Focus on cash flows and right area of investment cannot be lost: Suresh Senapaty

Suresh Senapaty, the CFO & board member at Wipro, ends his 35-year career on Tuesday. Senapaty, who will continue to remain as an advisor…

Suresh Senapaty, the CFO & board member at Wipro, ends his 35-year career on Tuesday. Senapaty, who will continue to remain as an advisor to Wipro, said that the company is robust enough to meet any challenges and seize the business opportunities, in an interview with PP Thimmaya. Excerpts :

How has been your journey of 35 years in the Indian IT industry, and in particular with Wipro?

Clearly it was an exciting journey and I thoroughly enjoyed every moment of it. It had a lot of thrills, highs and of course its own share of heartbreaks. The industry which was a tiny one in the ’90s got the attention because of  the Y2k issue and soon it became an adult. The industry, government and bureaucracy worked together to exploit the full potential of the country. Today we have a brand and we talk of a global trillion dollar IT services industry and India is just $146 billion. In the next 5 to 10 years, I not foresee any threat as long as the Indian IT industry continues to be flexible and dynamic to adapt itself to new business models and technology horizons.

What factors have led Wipro to become a multi-billion IT major?

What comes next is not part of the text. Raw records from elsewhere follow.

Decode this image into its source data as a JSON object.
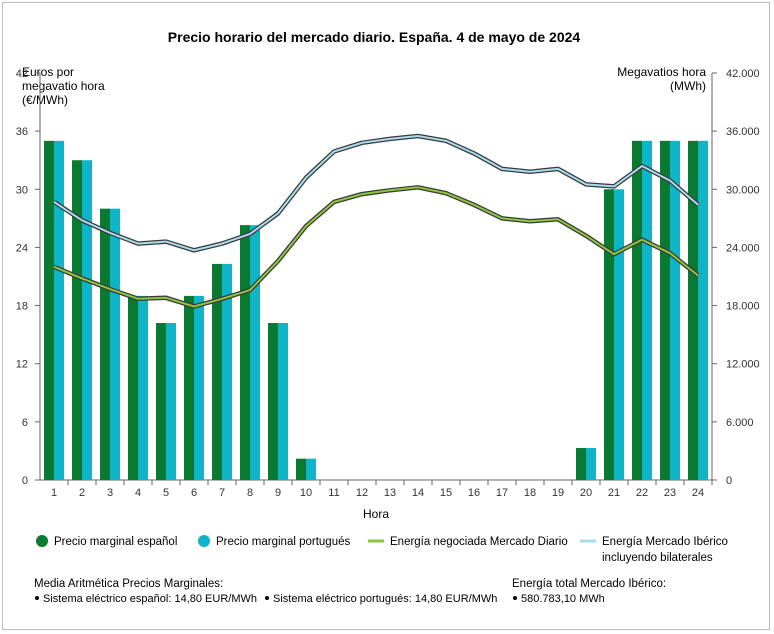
{
  "chart_data": {
    "type": "bar",
    "title": "Precio horario del mercado diario. España. 4 de mayo de 2024",
    "xlabel": "Hora",
    "ylabel_left": [
      "Euros por",
      "megavatio hora",
      "(€/MWh)"
    ],
    "ylabel_right": [
      "Megavatios hora",
      "(MWh)"
    ],
    "categories": [
      "1",
      "2",
      "3",
      "4",
      "5",
      "6",
      "7",
      "8",
      "9",
      "10",
      "11",
      "12",
      "13",
      "14",
      "15",
      "16",
      "17",
      "18",
      "19",
      "20",
      "21",
      "22",
      "23",
      "24"
    ],
    "y_left_ticks": [
      "0",
      "6",
      "12",
      "18",
      "24",
      "30",
      "36",
      "42"
    ],
    "y_right_ticks": [
      "0",
      "6.000",
      "12.000",
      "18.000",
      "24.000",
      "30.000",
      "36.000",
      "42.000"
    ],
    "ylim_left": [
      0,
      42
    ],
    "ylim_right": [
      0,
      42000
    ],
    "series": [
      {
        "name": "Precio marginal español",
        "axis": "left",
        "kind": "bar",
        "color": "#0a7a32",
        "values": [
          35,
          33,
          28,
          19,
          16.2,
          19,
          22.3,
          26.3,
          16.2,
          2.2,
          0,
          0,
          0,
          0,
          0,
          0,
          0,
          0,
          0,
          3.3,
          30,
          35,
          35,
          35
        ]
      },
      {
        "name": "Precio marginal portugués",
        "axis": "left",
        "kind": "bar",
        "color": "#0fb5c6",
        "values": [
          35,
          33,
          28,
          19,
          16.2,
          19,
          22.3,
          26.3,
          16.2,
          2.2,
          0,
          0,
          0,
          0,
          0,
          0,
          0,
          0,
          0,
          3.3,
          30,
          35,
          35,
          35
        ]
      },
      {
        "name": "Energía negociada Mercado Diario",
        "axis": "right",
        "kind": "line",
        "color": "#8cc63f",
        "values": [
          22000,
          20800,
          19700,
          18700,
          18800,
          17900,
          18700,
          19600,
          22600,
          26200,
          28700,
          29500,
          29900,
          30200,
          29600,
          28400,
          27000,
          26700,
          26900,
          25200,
          23300,
          24800,
          23400,
          21100
        ]
      },
      {
        "name": "Energía Mercado Ibérico incluyendo bilaterales",
        "axis": "right",
        "kind": "line",
        "color": "#a9dcef",
        "values": [
          28700,
          26800,
          25500,
          24400,
          24600,
          23700,
          24400,
          25400,
          27500,
          31200,
          33900,
          34800,
          35200,
          35500,
          35000,
          33700,
          32100,
          31800,
          32100,
          30500,
          30300,
          32400,
          30900,
          28400
        ]
      }
    ],
    "legend": [
      {
        "label": "Precio marginal español",
        "marker": "circle",
        "color": "#0a7a32"
      },
      {
        "label": "Precio marginal portugués",
        "marker": "circle",
        "color": "#0fb5c6"
      },
      {
        "label": "Energía negociada Mercado Diario",
        "marker": "line",
        "color": "#8cc63f"
      },
      {
        "label": "Energía Mercado Ibérico",
        "label2": "incluyendo bilaterales",
        "marker": "line",
        "color": "#a9dcef"
      }
    ],
    "legend_position": "bottom",
    "grid": false
  },
  "footer": {
    "media_title": "Media Aritmética Precios Marginales:",
    "media_es": "Sistema eléctrico español: 14,80 EUR/MWh",
    "media_pt": "Sistema eléctrico portugués: 14,80 EUR/MWh",
    "energia_title": "Energía total Mercado Ibérico:",
    "energia_value": "580.783,10 MWh"
  }
}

Driving quality programmes, creating an offshore model, where one can have an extended arm of  a company overseas, where you could scale, Added to this, delivery of services irrespective of time. Indian IT industry and Wipro in particular has tried to different things and not just taken a ride on an existing value addition model. Today we are trying similar things in areas such as artificial intelligence, digital, which will keep us ahead. There is still juice for the next 10 years, if not more.

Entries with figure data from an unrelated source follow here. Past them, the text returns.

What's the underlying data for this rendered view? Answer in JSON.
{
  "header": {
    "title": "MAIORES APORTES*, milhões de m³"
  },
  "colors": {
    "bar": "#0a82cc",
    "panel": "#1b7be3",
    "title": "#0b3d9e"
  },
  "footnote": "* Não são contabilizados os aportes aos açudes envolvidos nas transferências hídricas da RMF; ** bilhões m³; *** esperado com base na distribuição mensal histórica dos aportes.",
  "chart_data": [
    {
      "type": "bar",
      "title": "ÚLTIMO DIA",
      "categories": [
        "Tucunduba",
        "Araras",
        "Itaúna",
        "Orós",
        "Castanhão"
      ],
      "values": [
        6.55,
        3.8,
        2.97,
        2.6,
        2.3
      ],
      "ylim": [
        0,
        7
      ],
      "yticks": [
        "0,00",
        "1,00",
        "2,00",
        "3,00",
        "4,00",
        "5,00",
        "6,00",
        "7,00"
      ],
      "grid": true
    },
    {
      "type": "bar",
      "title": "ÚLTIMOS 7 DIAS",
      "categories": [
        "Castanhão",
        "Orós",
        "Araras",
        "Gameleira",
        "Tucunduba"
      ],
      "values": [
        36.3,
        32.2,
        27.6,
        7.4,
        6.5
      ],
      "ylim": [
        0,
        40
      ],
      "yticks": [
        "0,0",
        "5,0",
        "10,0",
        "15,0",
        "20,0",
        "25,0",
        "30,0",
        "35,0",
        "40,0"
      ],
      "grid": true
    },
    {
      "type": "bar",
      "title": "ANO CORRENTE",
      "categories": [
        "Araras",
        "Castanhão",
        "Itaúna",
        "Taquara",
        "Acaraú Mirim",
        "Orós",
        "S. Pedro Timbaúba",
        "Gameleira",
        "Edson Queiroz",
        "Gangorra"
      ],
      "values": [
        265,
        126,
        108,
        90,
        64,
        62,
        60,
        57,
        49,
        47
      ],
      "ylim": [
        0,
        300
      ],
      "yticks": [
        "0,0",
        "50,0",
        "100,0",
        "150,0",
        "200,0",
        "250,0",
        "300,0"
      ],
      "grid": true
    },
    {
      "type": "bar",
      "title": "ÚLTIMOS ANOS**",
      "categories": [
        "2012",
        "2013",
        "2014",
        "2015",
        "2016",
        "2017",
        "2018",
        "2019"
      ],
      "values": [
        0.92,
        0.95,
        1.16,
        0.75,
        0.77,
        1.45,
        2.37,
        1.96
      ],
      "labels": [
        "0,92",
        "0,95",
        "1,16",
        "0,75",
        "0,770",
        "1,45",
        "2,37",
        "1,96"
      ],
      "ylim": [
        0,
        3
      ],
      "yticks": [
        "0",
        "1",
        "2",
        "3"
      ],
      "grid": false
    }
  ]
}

What were the high points as Wipro CFO?

I think listing overseas in year 2000 when one had multiple business models such as IT, services, consumer care and had a running a India GAAP accounting model. We needed the discipline to adopt to US GAAP. We brought robustness in our financial functions created a whistle blower system and ensuring compliance with regulators.

What will be advice to new age tech company CFOs?

I think focus on cash flows cannot be lost. I remember the early days of dotcom where people were valued based on the eyeballs and number of transactions. My suggestion is that given the complexity as there will be lot of growth, there has to be segmentation between investment and running phases.  In  the running phase, delivering cash flow is important while in the investment phase, cash gets sucked in. One cannot combine these two and the segmentation has to be clear. Lastly, they should not be shortsighted on valuations, as long as the investments are happening at the right place.

What are your future plans?

I became a chartered accountant and joined Wipro. Thirty five years have gone by without proper planning. I have planned for Wipro but not my career. I have been getting used to this aspect of not planning for the future and just living it through. I am open to many things but for now there will be enough time for myself and family. I will continue to be on the boards of Wipro Enterprises and Wipro GE healthcare. I will also be advisor for Wipro limited and PremjiInvest.

Are there any regrets?

The regrets are lesser. The regrets were on some acquisitions we could have done which could have been more earth shaking, There were certain gaps in our system which should have not been there or certain disruptions we should have anticipated before. But these regrets are very few.